Connect, Share, Imagine, Laugh!
As the Coronavirus requires us to stay apart, the Workers Circle has created a program called the Great Schmooze to help our members connect by phone, while staying safe at home!
There’s nothing like stories to bring us all closer together (even through social distancing!) and remind us of the things that matter. That’s what the Great Schmooze is all about – building community by connecting with each other and sharing our stories.
The Great Schmooze will bring us together, over the phone and online, across the generations, bridging our physical distance with the warmth of human community.
In the coming weeks, we will be training students, members, and friends to make calls and reach out to members who have let us know they’d like to receive a call and to share some stories. We’ll soon launch the Great Schmooze private Facebook page where people will have the chance to connect and share stories with each other. We will share the stories that make us laugh, that bring us joy, and inspire us all. And, of course, we’ll kvetch a little!

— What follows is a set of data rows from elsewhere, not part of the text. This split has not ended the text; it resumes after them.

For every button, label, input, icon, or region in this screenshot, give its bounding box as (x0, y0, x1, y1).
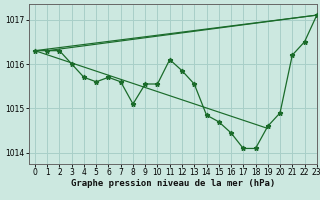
X-axis label: Graphe pression niveau de la mer (hPa): Graphe pression niveau de la mer (hPa) (71, 179, 275, 188)
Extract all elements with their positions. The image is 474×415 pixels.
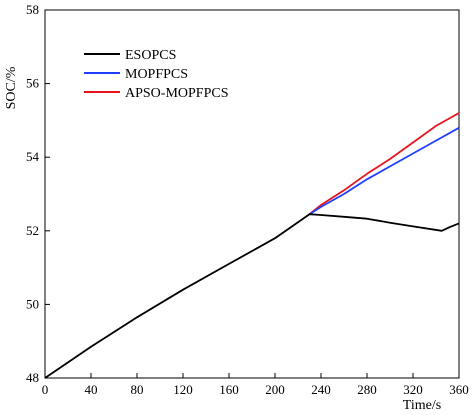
y-tick-label: 56 bbox=[26, 76, 40, 91]
series-line-apso-mopfpcs bbox=[308, 112, 460, 215]
series-line-mopfpcs bbox=[309, 127, 460, 215]
y-axis-label: SOC/% bbox=[4, 66, 19, 109]
y-tick-label: 58 bbox=[26, 2, 39, 17]
plot-frame bbox=[44, 9, 460, 379]
y-tick-label: 50 bbox=[26, 296, 39, 311]
x-tick-label: 240 bbox=[311, 382, 331, 397]
x-axis-ticks: 0 40 80 120 160 200 240 280 320 360 bbox=[42, 373, 469, 397]
x-tick-label: 280 bbox=[357, 382, 377, 397]
legend-label: MOPFPCS bbox=[125, 67, 188, 82]
x-tick-label: 320 bbox=[403, 382, 423, 397]
y-axis-ticks: 48 50 52 54 56 58 bbox=[26, 2, 50, 385]
legend: ESOPCS MOPFPCS APSO-MOPFPCS bbox=[84, 48, 229, 101]
x-tick-label: 40 bbox=[85, 382, 98, 397]
legend-label: ESOPCS bbox=[125, 48, 176, 63]
y-tick-label: 54 bbox=[26, 149, 40, 164]
legend-label: APSO-MOPFPCS bbox=[125, 86, 229, 101]
x-axis-label: Time/s bbox=[403, 398, 441, 413]
x-tick-label: 200 bbox=[265, 382, 285, 397]
x-tick-label: 80 bbox=[131, 382, 144, 397]
x-tick-label: 0 bbox=[42, 382, 49, 397]
series-line-esopcs bbox=[44, 213, 460, 379]
y-tick-label: 48 bbox=[26, 370, 39, 385]
x-tick-label: 120 bbox=[173, 382, 193, 397]
x-tick-label: 360 bbox=[449, 382, 469, 397]
series-lines bbox=[44, 112, 460, 379]
x-tick-label: 160 bbox=[219, 382, 239, 397]
y-tick-label: 52 bbox=[26, 223, 39, 238]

Here is what people are saying about their “Schmoozes”:
“Had the most fabulous conversation with my Schmooze partner. I found her to be fascinating. Thank you for making this connection.” -Marcy K
“I just got off the phone from another enjoyable conversation with G. It’s really fun speaking with her, and she really appreciates the calls. I’m hoping we can do it again next week.” -Henry A.
“Great call with B. Great shidduch. So grateful for this connection.” – Pamela C.

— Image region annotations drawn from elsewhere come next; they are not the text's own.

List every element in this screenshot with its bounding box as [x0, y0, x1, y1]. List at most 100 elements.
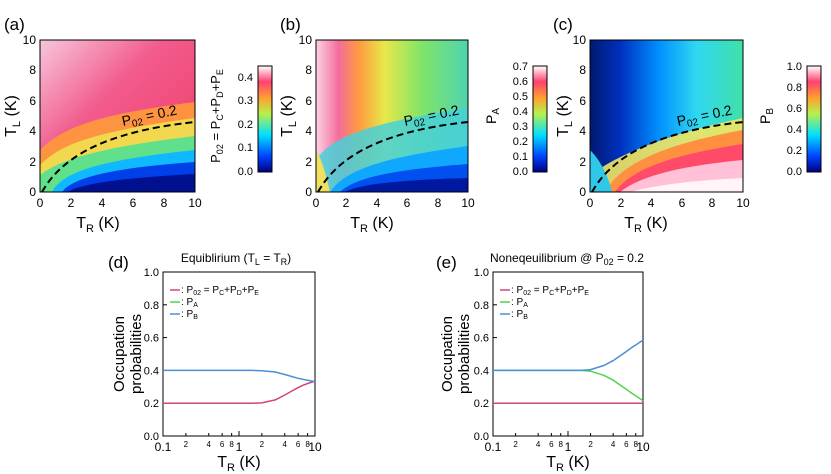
- svg-text:10: 10: [573, 33, 587, 47]
- panel-d-title: Equiblirium (TL = TR): [181, 251, 291, 267]
- panel-a-colorbar: [257, 65, 273, 173]
- svg-text:0.0: 0.0: [238, 166, 253, 178]
- svg-text:6: 6: [305, 94, 312, 108]
- svg-text:8: 8: [305, 63, 312, 77]
- panel-b-label: (b): [280, 15, 301, 34]
- panel-c-label: (c): [553, 15, 573, 34]
- panel-e-legend: : P02 = PC+PD+PE : PA : PB: [500, 285, 589, 321]
- svg-text:4: 4: [99, 196, 106, 210]
- panel-e-ytick: 0.4: [474, 365, 489, 377]
- svg-text:10: 10: [736, 196, 750, 210]
- panel-d-xtick: 2: [184, 440, 189, 449]
- svg-text:0.3: 0.3: [513, 121, 528, 133]
- svg-text:10: 10: [299, 33, 313, 47]
- panel-e-title: Noneqeuilibrium @ P02 = 0.2: [490, 251, 644, 267]
- panel-d-series-line-0: [163, 380, 316, 404]
- panel-e-ylabel: Occupationprobabilities: [439, 314, 473, 394]
- panel-e-xtick: 8: [634, 440, 639, 449]
- panel-e-yticks: 0.0 0.2 0.4 0.6 0.8 1.0: [474, 267, 497, 443]
- panel-a-xticks: 0 2 4 6 8 10: [37, 196, 202, 210]
- svg-text:0.1: 0.1: [238, 142, 253, 154]
- panel-e-ytick: 0.6: [474, 333, 489, 345]
- svg-text:0.2: 0.2: [787, 145, 802, 157]
- panel-c-xticks: 0 2 4 6 8 10: [587, 196, 750, 210]
- panel-e-series: [493, 339, 644, 404]
- legend-pa-text: : PA: [511, 297, 528, 309]
- svg-text:8: 8: [435, 196, 442, 210]
- legend-pb-text: : PB: [181, 309, 198, 321]
- panel-b-colorbar-ticks: 0.0 0.1 0.2 0.3 0.4 0.5 0.6 0.7: [513, 61, 528, 178]
- svg-text:0.6: 0.6: [513, 76, 528, 88]
- panel-d-xtick: 4: [283, 440, 288, 449]
- svg-text:0: 0: [305, 185, 312, 199]
- legend-p02-text: : P02 = PC+PD+PE: [181, 285, 259, 297]
- panel-a-label: (a): [4, 15, 25, 34]
- svg-text:4: 4: [648, 196, 655, 210]
- panel-c-yticks: 0 2 4 6 8 10: [573, 33, 587, 199]
- panel-a-ylabel: TL (K): [3, 95, 23, 137]
- panel-d-xtick: 1: [236, 440, 243, 454]
- svg-text:0: 0: [587, 196, 594, 210]
- panel-d-ytick: 0.0: [144, 431, 159, 443]
- panel-e-xtick: 4: [536, 440, 541, 449]
- svg-text:0: 0: [29, 185, 36, 199]
- panel-e-xlabel: TR (K): [546, 454, 590, 474]
- svg-text:2: 2: [305, 155, 312, 169]
- panel-d-yticks: 0.0 0.2 0.4 0.6 0.8 1.0: [144, 267, 167, 443]
- panel-e-xtick: 4: [611, 440, 616, 449]
- svg-text:2: 2: [68, 196, 75, 210]
- panel-c-ylabel: TL (K): [555, 95, 575, 137]
- panel-d-xtick: 0.1: [155, 440, 172, 454]
- panel-c-heatmap: [590, 40, 743, 192]
- svg-text:0.4: 0.4: [513, 106, 528, 118]
- panel-d-xtick: 6: [220, 440, 225, 449]
- panel-c-colorbar-ticks: 0.0 0.2 0.4 0.6 0.8 1.0: [787, 61, 802, 178]
- panel-b-colorbar-label: PA: [483, 108, 502, 124]
- svg-text:0: 0: [37, 196, 44, 210]
- panel-c-colorbar-label: PB: [757, 108, 776, 124]
- panel-c-colorbar: [806, 65, 822, 173]
- legend-pb-text: : PB: [511, 309, 528, 321]
- panel-e-xtick: 6: [549, 440, 554, 449]
- svg-text:0.7: 0.7: [513, 61, 528, 73]
- svg-text:4: 4: [29, 124, 36, 138]
- svg-text:6: 6: [130, 196, 137, 210]
- legend-p02-text: : P02 = PC+PD+PE: [511, 285, 589, 297]
- panel-e-xtick: 6: [624, 440, 629, 449]
- panel-d-ytick: 0.2: [144, 398, 159, 410]
- panel-d-xlabel: TR (K): [217, 454, 261, 474]
- svg-text:0.6: 0.6: [787, 103, 802, 115]
- svg-text:0.1: 0.1: [513, 151, 528, 163]
- svg-text:0.3: 0.3: [238, 95, 253, 107]
- svg-text:0: 0: [313, 196, 320, 210]
- panel-d-ytick: 0.4: [144, 365, 159, 377]
- panel-a-colorbar-label: P02 = PC+PD+PE: [208, 69, 225, 163]
- panel-e-ytick: 0.8: [474, 300, 489, 312]
- panel-d-ytick: 0.6: [144, 333, 159, 345]
- panel-e-ytick: 0.2: [474, 398, 489, 410]
- panel-d-xtick: 2: [260, 440, 265, 449]
- panel-d-xtick: 10: [308, 440, 322, 454]
- panel-d-xtick: 8: [305, 440, 310, 449]
- panel-e-xtick: 10: [636, 440, 650, 454]
- svg-text:6: 6: [404, 196, 411, 210]
- panel-d-series-line-2: [163, 369, 316, 383]
- panel-b-xlabel: TR (K): [350, 215, 394, 235]
- panel-e-xtick: 2: [588, 440, 593, 449]
- svg-text:0: 0: [579, 185, 586, 199]
- svg-text:8: 8: [709, 196, 716, 210]
- svg-text:10: 10: [23, 33, 37, 47]
- svg-text:4: 4: [374, 196, 381, 210]
- panel-e: (e) Noneqeuilibrium @ P02 = 0.2 0.0 0.2 0.…: [436, 251, 650, 474]
- panel-e-label: (e): [436, 253, 457, 272]
- panel-e-ytick: 0.0: [474, 431, 489, 443]
- panel-a-heatmap: [40, 40, 195, 192]
- panel-d-ytick: 1.0: [144, 267, 159, 279]
- panel-e-xtick: 0.1: [485, 440, 502, 454]
- panel-b-yticks: 0 2 4 6 8 10: [299, 33, 313, 199]
- panel-e-xtick: 2: [513, 440, 518, 449]
- panel-d-ytick: 0.8: [144, 300, 159, 312]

“Thanks to the Workers Circle for all you are doing through The Great Schmooze! I want you to know what a sweet mench H seems to be and how much I enjoyed our wide-ranging schmooze. “ -Shirley F.

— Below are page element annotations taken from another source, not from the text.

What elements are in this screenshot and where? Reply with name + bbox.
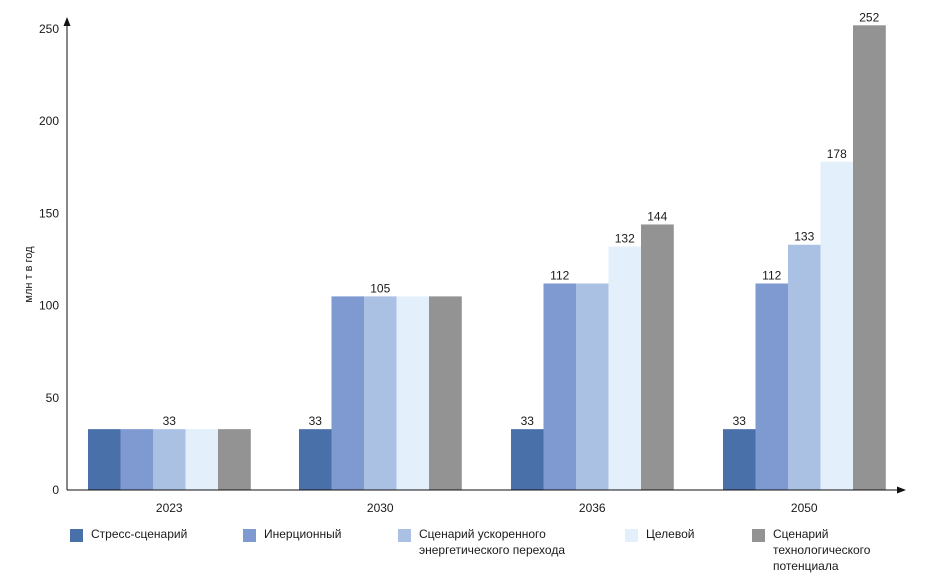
legend-swatch [243,529,256,542]
data-label: 144 [647,209,667,223]
y-axis-title: млн т в год [23,246,35,303]
bar [576,283,609,490]
bar [788,244,821,490]
legend-label: Сценарий ускоренного энергетического пер… [419,527,565,557]
chart-plot: 0 50 100 150 200 250 млн т в год 33 33 105 33 112… [23,10,906,515]
bar [429,296,462,490]
data-label: 132 [615,232,635,246]
bars [88,25,886,491]
bar [364,296,397,490]
data-label: 252 [859,10,879,24]
legend-item: Целевой [625,526,694,542]
y-tick-label: 100 [39,299,59,313]
bar [641,224,674,491]
data-label: 133 [794,230,814,244]
x-tick-label: 2036 [579,501,606,515]
bar [120,429,154,490]
y-tick-label: 150 [39,206,59,220]
legend-item: Стресс-сценарий [70,526,187,542]
y-tick-label: 0 [52,483,59,497]
bar [153,429,186,490]
data-label: 33 [309,414,323,428]
bar [218,429,251,490]
x-tick-label: 2050 [791,501,818,515]
y-axis-ticks: 0 50 100 150 200 250 [39,22,59,497]
legend: Стресс-сценарий Инерционный Сценарий ускор… [0,526,927,584]
legend-swatch [752,529,765,542]
data-label: 33 [733,414,747,428]
bar [331,296,365,490]
bar [396,296,430,490]
data-labels: 33 33 105 33 112 132 144 33 112 133 178 252 [163,10,880,428]
bar [185,429,219,490]
y-axis-arrow-icon [63,17,71,26]
bar [755,283,789,490]
bar [853,25,886,490]
bar [299,429,332,490]
legend-item: Сценарий технологического потенциала [752,526,870,574]
data-label: 112 [550,268,569,282]
y-tick-label: 200 [39,114,59,128]
data-label: 33 [163,414,177,428]
y-tick-label: 50 [46,391,60,405]
bar [88,429,121,490]
legend-swatch [625,529,638,542]
legend-label: Целевой [646,527,695,541]
legend-label: Инерционный [264,527,342,541]
x-tick-label: 2023 [156,501,183,515]
x-axis-arrow-icon [897,486,906,494]
legend-label: Сценарий технологического потенциала [773,527,871,573]
x-axis-labels: 2023 2030 2036 2050 [156,501,818,515]
data-label: 105 [370,281,390,295]
bar [543,283,577,490]
data-label: 112 [762,268,781,282]
legend-item: Инерционный [243,526,341,542]
legend-swatch [398,529,411,542]
legend-swatch [70,529,83,542]
legend-item: Сценарий ускоренного энергетического пер… [398,526,565,558]
x-tick-label: 2030 [367,501,394,515]
bar [608,246,642,490]
data-label: 33 [521,414,535,428]
bar [820,161,854,490]
bar [723,429,756,490]
bar [511,429,544,490]
legend-label: Стресс-сценарий [91,527,188,541]
y-tick-label: 250 [39,22,59,36]
data-label: 178 [827,147,847,161]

Here is a gut geshmak (a good taste) of some of the stories we heard during our Schmoozes:
“My first Passover with my wife’s Litvak family was most memorable. They came to our apartment to prepare the meal for the Seder. I went to the bathroom and found a live fish in the bathtub that would soon become Gefilte fish for our dinner!” – Sam D.
“My father was one of 5 brothers but the first one born here in America. His family called him “The Yankee” of the family. They were part of the Galveston project and moved to Kansas City and several other southern cities before settling on the Lower East Side.” -Henry A.
“I lived in the Amalgamated, the first co-op in the country. We called it the ‘coop!’ It was a wonderful community where everyone knew everyone else. You had at least a dozen mothers that looked out for you. Everyone spoke Yiddish and some Russian too. There was a Workers Circle Nursery school in the building which my siblings and I attended.” -Eve M
“I grew up in a small town in Wisconsin with a small, closely knit Jewish community. Even though we were so small we had 2 synagogues. Like most Jewish families there, we belonged to both. It’s like the town that only had 1 lawyer who had no business but when another lawyer moved to town they were both busy!” -Gerald L.